High Frequency Trading Not To Blame For Crash: BATS

Don't Blame The Robots

Don't call it a flash crash.

Last Friday, when BATS, one of the country's leading venues for the controversial practice known as high frequency trading suddenly and mysteriously took a nosedive, some assumed that high-speed trading must have played a role.

Quick, sharp collapses in the stock prices of both BATS and Apple on Friday seemed to have some of the hallmarks, though on a smaller scale, of a similar event two years ago, when the Dow Jones Industrial Average dropped by about 1,000 points in a matter of minutes -- an event, later dubbed the "flash crash," that a joint report by the Securities and Exchange Commission and the Commodity Futures Trading Commission attributed in part to high frequency traders.

BATS executives argue that Friday's event was an entirely different breed of crash.

"There's no connection between the [glitch] we had and high-frequency trading," Chris Isaacson, BATS's chief operating officer, told The Huffington Post. "This was solely a technical failure," he said.

Isaacson added that it was impossible for high frequency traders to have exacerbated the problem, because the glitch happened during the process of auctioning new BATS shares following its initial public offering, when trading was not yet open to the general market.

The troubles started on Friday morning when when the stock price of Apple -- the highest-valued public company in the U.S. -- suddenly took a nosedive, losing just over nine percent of its value in about five minutes. The Apple stock tailspin coincided with a precipitous drop in the value of other stocks with ticker names in the same alphabetical neighborhood as Apple -- including shares in the BATS exchange itself, which had just made its IPO that morning. It withdrew the IPO later that day, capping a nightmare trading session for the exchange.

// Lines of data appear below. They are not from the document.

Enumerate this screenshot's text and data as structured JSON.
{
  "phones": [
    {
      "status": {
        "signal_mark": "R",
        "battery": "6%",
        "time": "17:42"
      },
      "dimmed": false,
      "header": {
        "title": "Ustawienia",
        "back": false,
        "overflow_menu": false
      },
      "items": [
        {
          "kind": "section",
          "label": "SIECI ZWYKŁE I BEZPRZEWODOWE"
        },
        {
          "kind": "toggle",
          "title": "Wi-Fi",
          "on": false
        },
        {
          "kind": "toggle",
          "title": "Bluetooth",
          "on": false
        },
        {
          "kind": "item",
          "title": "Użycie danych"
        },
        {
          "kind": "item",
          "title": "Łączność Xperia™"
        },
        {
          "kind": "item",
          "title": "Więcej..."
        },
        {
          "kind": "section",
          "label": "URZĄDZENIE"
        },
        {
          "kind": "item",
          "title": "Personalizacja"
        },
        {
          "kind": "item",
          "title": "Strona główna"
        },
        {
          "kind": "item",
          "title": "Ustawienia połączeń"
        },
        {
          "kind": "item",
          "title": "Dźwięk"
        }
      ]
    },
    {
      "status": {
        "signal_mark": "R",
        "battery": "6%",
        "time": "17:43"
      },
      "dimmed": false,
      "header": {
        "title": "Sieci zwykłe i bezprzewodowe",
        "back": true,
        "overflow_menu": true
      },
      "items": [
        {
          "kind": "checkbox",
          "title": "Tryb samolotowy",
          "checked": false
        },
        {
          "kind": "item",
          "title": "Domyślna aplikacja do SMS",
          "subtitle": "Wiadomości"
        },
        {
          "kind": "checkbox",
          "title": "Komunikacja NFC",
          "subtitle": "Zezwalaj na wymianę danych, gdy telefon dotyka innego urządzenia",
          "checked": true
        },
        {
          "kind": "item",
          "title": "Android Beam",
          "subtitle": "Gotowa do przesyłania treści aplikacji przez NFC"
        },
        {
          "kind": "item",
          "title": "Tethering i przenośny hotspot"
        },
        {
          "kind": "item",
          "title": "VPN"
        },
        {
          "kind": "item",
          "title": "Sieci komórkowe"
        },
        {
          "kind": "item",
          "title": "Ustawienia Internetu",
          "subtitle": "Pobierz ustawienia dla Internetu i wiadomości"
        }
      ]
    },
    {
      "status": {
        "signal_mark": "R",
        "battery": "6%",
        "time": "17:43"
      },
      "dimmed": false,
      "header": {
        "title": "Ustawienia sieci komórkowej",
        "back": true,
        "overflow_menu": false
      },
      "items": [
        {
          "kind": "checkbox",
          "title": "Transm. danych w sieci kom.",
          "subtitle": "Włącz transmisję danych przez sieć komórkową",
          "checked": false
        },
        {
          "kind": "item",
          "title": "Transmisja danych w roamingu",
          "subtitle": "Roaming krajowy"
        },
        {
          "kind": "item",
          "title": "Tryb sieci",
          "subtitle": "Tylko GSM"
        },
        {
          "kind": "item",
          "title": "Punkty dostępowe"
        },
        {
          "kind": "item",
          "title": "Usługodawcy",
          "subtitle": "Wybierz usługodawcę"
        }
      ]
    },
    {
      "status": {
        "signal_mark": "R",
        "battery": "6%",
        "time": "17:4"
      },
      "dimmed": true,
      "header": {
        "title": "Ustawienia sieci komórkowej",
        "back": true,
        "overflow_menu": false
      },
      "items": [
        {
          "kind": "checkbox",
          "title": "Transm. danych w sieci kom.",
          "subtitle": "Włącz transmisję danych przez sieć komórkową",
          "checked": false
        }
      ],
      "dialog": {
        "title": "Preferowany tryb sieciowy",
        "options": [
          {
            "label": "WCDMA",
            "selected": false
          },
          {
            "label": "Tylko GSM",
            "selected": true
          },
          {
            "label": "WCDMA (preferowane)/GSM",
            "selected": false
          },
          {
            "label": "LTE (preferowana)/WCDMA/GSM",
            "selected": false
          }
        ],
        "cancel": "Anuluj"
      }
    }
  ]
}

According to a review by BATS executives, the culprit was a computer glitch, not high-frequency trading.

But the fact that such a precipitous crash occurred on an exchange known as one of flash trading's leading home bases could nonetheless draw unwanted attention to the practice, raising even more questions about the safety and stability of electronic trading.

"The more these occurrences and anomalies happen, the more confidence is eroded," said Joseph Saluzzi, founder and partner at institutional brokerage firm Themis Trading. "People haven't gained their faith back since 2010. Retail investors and institutions don’t trust the system."